USA- Bunge, one of the world’s largest agricultural commodities suppliers, has credited large soy and canola crops in North America and robust meal and oil demand for outstanding performance in 2022.
The demand for soy and other meat alternatives has been soaring globally in response to the shift in dietary habits for health reasons and increased awareness and concern for animal welfare and damage to the environment from livestock farming.
This demand drove Bunge’s decision to invest US550m in the building of a soy processing facility in Indiana, expected to process an additional 4.5 million bushels of soybeans annually.
“In processing, results were primarily driven by North America, which benefited from the combination of large soy and canola crops and strong meal and oil demand,” said Greg Heckman, Bunge’s CEO during the Q4 2022 earnings call.
Agribusiness, Refined & Specialty Oils, and Milling, the company’s core segments, each recorded comparatively higher net sales in the year ending 31st December 2022.
The agribusiness segment posted US$ 47,700 million up from US$ 43,636 million while the refined & specialty oils improved from US$ 13,332 million recorded in the year prior to US$16,850 million.
The milling segment, Bunge’s smallest, earned revenues of US$2,388 million, up from US$ 1,909 million in 2021.
The company’s adjusted full-year earnings per share (EPS) was US$13.91 versus US$12.93 in 2021, an increase of almost US$1 per share.
The refined & specialty oils and milling segments also posted incredible full-year gross profits of US$ 1,158 million and US$260 million, up from US$856 million and US$27 million, respectively.
Bunge attributed this performance to strong food and renewable fuel demand, with Europe, Asia, and South America showing notable improvements.
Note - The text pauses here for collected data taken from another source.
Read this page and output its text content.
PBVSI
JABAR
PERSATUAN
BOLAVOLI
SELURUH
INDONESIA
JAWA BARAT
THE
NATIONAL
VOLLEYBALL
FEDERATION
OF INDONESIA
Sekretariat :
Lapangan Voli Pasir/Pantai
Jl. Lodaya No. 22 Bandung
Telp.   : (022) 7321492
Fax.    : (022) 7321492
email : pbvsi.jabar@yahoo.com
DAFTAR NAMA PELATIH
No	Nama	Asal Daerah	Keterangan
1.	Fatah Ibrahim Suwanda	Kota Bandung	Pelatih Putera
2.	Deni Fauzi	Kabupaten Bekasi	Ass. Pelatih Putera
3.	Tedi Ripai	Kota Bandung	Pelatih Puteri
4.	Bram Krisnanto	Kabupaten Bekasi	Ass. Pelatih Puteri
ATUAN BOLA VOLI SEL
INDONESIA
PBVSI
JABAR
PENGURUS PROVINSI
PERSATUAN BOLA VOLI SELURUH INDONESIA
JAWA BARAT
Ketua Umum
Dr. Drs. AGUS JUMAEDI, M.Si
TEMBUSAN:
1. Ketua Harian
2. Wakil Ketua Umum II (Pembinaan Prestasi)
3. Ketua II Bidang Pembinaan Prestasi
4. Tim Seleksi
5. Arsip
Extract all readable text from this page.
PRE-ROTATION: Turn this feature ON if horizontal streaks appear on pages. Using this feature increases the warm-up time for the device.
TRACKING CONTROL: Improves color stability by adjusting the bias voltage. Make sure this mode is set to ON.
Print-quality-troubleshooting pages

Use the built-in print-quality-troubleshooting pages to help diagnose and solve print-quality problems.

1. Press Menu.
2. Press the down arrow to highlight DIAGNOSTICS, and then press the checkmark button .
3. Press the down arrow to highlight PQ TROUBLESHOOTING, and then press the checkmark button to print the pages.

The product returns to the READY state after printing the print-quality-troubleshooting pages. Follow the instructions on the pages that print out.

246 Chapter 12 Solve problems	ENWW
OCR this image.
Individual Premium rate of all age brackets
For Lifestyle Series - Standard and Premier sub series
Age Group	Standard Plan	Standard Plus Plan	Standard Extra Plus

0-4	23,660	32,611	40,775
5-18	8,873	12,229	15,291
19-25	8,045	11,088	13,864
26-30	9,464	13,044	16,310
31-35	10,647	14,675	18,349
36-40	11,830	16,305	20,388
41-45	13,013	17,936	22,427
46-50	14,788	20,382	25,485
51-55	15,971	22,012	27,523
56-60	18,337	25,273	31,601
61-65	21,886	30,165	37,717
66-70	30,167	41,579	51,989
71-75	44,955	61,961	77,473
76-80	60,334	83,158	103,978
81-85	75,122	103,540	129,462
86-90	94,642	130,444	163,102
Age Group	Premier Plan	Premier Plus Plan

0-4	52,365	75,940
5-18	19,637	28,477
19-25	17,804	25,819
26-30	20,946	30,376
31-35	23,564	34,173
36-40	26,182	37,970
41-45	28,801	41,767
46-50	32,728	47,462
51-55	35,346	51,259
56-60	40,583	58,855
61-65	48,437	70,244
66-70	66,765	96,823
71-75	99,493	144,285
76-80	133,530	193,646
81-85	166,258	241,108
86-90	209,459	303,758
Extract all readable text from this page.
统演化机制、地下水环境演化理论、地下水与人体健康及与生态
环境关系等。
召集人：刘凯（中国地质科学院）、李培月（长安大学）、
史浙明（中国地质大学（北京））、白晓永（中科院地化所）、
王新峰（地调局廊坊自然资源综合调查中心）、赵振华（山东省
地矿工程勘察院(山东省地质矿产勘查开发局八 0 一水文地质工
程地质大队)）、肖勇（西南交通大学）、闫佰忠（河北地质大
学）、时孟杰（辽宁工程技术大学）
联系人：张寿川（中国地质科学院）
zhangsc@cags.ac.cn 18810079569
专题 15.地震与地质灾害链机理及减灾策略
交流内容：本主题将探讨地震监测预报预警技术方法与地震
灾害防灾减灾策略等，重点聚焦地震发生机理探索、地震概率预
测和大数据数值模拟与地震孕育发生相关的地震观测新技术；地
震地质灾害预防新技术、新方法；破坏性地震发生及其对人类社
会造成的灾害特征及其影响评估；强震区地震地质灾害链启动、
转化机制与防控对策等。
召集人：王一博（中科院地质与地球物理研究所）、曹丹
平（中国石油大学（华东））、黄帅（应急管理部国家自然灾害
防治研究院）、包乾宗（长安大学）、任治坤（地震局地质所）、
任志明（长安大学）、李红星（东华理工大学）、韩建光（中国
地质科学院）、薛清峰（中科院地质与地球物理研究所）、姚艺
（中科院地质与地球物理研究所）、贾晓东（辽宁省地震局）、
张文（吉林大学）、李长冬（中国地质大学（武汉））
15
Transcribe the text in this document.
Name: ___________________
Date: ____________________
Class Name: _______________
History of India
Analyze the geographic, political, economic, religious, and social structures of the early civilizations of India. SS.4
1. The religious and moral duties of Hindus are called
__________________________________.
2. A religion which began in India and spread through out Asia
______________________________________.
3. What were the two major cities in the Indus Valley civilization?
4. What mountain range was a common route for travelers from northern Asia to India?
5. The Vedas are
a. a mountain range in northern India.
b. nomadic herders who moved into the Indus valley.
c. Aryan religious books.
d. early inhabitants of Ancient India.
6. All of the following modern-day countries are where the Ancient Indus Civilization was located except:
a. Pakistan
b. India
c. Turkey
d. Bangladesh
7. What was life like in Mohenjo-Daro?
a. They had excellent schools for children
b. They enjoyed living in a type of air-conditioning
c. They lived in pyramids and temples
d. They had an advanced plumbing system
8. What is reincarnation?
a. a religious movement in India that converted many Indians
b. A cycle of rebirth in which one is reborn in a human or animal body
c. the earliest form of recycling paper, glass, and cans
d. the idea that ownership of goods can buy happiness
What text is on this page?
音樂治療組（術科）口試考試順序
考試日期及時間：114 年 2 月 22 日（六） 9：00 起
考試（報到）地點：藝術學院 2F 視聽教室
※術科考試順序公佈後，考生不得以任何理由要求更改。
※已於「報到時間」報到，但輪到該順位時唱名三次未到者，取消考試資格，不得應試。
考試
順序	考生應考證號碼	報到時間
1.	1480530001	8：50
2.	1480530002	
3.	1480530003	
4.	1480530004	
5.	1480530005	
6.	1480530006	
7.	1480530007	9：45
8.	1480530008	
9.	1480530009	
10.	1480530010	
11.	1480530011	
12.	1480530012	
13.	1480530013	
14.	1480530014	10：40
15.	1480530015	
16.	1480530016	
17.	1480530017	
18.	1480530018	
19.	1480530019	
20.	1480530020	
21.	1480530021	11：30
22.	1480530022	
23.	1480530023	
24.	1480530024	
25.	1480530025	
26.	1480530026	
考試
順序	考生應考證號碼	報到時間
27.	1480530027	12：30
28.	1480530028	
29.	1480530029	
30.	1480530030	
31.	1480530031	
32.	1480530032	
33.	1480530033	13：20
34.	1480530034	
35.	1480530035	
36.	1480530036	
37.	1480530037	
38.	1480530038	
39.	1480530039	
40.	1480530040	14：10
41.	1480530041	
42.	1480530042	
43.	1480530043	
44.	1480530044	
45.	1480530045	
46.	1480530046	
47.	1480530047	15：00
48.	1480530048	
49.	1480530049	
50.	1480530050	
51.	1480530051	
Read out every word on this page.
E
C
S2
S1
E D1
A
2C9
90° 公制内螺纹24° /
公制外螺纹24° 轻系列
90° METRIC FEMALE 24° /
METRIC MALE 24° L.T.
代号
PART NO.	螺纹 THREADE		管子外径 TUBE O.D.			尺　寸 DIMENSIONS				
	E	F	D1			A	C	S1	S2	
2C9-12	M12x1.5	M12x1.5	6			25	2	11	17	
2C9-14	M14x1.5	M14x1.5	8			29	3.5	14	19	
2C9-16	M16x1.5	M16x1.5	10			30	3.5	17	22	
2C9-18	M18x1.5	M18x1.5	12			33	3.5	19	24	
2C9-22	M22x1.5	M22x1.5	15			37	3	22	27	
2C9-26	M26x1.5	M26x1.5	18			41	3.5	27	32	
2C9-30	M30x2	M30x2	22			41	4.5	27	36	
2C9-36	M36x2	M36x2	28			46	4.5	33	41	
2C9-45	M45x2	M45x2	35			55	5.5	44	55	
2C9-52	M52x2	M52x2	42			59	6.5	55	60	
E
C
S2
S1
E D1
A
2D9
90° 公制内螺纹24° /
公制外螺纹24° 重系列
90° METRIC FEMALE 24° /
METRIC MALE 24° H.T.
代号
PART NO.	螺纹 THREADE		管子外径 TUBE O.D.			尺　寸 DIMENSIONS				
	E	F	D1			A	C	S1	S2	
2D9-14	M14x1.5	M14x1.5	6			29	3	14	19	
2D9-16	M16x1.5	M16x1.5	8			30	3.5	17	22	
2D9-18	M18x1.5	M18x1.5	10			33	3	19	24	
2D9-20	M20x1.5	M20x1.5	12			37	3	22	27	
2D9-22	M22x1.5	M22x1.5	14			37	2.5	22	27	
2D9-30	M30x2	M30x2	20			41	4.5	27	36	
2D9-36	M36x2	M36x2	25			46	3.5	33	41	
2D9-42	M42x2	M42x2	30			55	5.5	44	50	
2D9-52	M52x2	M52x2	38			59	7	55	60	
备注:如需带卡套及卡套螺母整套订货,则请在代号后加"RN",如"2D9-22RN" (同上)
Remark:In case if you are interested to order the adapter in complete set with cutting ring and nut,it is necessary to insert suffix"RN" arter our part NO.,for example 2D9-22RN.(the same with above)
“In this year that had more than its share of ups and downs, our team proved their ability to help our customers, both farmers and end users globally, manage risks and navigate food security issues against the backdrop of regional conflict, weather impacts, and many other factors,” Heckman said.
Gains and charges
Bunge posted the core segments’ adjusted earnings before interest and taxes, or EBIT segments at US$3,112 million in the full year versus US$2,751 million last year.
This 2022 EBIT includes US$80 million of charges resulting from the Ukraine-Russia war, mainly because of losses associated with inventories located in occupied territories in Ukraine and difficult-to-access locations with high recovery costs.
It also included US$55 million of impairment charges and employee severance expenses on the classification of Bunge’s Russian oilseed processing business as held-for-sale, thanks to the Russia-Ukraine war.
In the milling segment, the results in 2021 gained from the contributions from their Mexico wheat mills sold in the third quarter of 2022.
Additionally, the company realized a loss in the last quarter in the milling segment, primarily driven by high supply chain costs, resulting from low production of wheat in Argentina, which was severely affected by drought.
Bunge expects lower segment results in 2023
However, as impressive as the 2022 performance was, Bunge expects the results to be lower in 2023 across their core segments and to remain the same in their non-core segment- Sugar & Bioenergy.
“In Agribusiness, full-year results are forecasted to be down from last year as slightly higher results in processing are more than offset by lower results in merchandising, which had a very strong prior year,” said John W. Neppl, executive vice president and chief financial officer.
Naples noted that the company expected a favorable environment to continue in 2023 in Refined and Specialty Oils, whereas Milling will record lower results but in line with historical performance.